Gold for August delivery is trading up $22.20, or 1.6 percent, at $1,414 per ounce on Thursday as the US dollar softens on rising filings for jobless benefits and a modestly lower revision to gross domestic product for the first quarter. The close above the $1,400 level Thursday marked the highest closing price since May 14.
The less-than-expected economic data increased the likelihood that the U.S. Federal Reserve will continue with its massive monthly stimulus efforts, a hot topic that has been in debate recently, causing some volatility in the main indexes.
The greenback is weakening against the euro by 0.8 percent to each $1.3045 buying 1 euro. The ICE Dollar Index, which measures the USD against a basket of six world counterparts, is down another 0.74 percent.

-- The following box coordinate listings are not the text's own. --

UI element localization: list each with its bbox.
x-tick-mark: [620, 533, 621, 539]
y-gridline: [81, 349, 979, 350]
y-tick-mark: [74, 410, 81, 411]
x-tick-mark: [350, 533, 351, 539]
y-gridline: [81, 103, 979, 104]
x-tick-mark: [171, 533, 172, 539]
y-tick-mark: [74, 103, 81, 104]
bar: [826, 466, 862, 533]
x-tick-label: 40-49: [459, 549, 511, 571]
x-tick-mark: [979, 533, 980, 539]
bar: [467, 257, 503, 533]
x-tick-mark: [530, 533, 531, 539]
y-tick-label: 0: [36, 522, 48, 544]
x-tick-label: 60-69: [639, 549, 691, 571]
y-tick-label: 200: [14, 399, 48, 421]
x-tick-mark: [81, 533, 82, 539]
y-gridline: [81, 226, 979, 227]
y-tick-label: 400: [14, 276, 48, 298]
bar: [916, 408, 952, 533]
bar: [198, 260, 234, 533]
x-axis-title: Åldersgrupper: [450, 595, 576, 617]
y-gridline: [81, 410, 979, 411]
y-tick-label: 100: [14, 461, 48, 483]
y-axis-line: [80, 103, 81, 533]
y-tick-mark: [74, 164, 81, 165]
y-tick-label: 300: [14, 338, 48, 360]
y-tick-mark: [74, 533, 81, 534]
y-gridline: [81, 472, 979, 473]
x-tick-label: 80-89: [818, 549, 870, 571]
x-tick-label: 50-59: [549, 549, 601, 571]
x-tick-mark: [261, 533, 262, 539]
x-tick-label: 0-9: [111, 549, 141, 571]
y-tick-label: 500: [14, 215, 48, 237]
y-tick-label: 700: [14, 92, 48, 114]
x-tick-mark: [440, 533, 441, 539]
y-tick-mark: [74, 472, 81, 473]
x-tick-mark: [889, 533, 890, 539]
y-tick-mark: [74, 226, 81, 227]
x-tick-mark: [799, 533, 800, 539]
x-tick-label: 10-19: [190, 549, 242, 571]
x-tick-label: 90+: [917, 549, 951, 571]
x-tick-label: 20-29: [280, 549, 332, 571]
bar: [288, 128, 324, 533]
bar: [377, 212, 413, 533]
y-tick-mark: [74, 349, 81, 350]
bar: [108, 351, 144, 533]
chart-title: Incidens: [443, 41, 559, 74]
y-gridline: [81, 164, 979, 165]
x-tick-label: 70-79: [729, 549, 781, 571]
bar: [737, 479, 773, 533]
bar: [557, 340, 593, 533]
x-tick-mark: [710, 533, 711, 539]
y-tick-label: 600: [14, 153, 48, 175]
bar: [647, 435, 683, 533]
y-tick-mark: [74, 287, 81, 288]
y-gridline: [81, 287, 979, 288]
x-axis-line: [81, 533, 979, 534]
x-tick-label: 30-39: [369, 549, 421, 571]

On Wednesday, the index carved away 0.78 percent at 83.65 and with today’s losses is testing its lowest level since May 10.
Gold and the greenback typically trade inverse to each other as a weaker greenback makes commodities like gold that are priced in USD more attractive to users of foreign currencies. Gold is also viewed as a hedge against inflation, so money-printing activity of the Fed usually bolsters appetite for gold, although that mentality hasn’t necessarily held true in 2013.
Gold is on pace to put together its second consecutive weekly gain after rising 1.6 percent last week. For the month of May, however, it will take an impressive showing on Friday to erase the monthly losses, as gold ended April near $1,480 per ounce. At current levels, gold has fallen in 7 of the last 8 months (March being the only exception).
With the movement today, some deeply discounted bullion miners are reaping the benefits. Barrick Gold (ABX), the world’s biggest gold miner, is ahead by almost 6.75 percent at $21.15. Barrick is looking like it will log its second straight green week, which has ABX on track to post a monthly gain, its first of 2013.
Goldcorp, Inc. (GG) is up 5.44 percent at $29.25. Goldcorp is also on track for its second consecutive week of gains.
Kinross Gold (KGC) has risen 7.51 percent to $6.30. Kinross, with two green weeks, is pushing on its highest valuation since the second week in April.
Newmont Mining (NEM), the second largest gold producer in the world (and largest U.S.-based gold producer), is up 3.79 percent at $34.36. On Wednesday, Newmont reported a 36-percent drop in first-quarter profits as lower production and higher costs hit the miner. Newmont is also on track for two straight winning weeks, marking the first time that happened since the last weeks in March.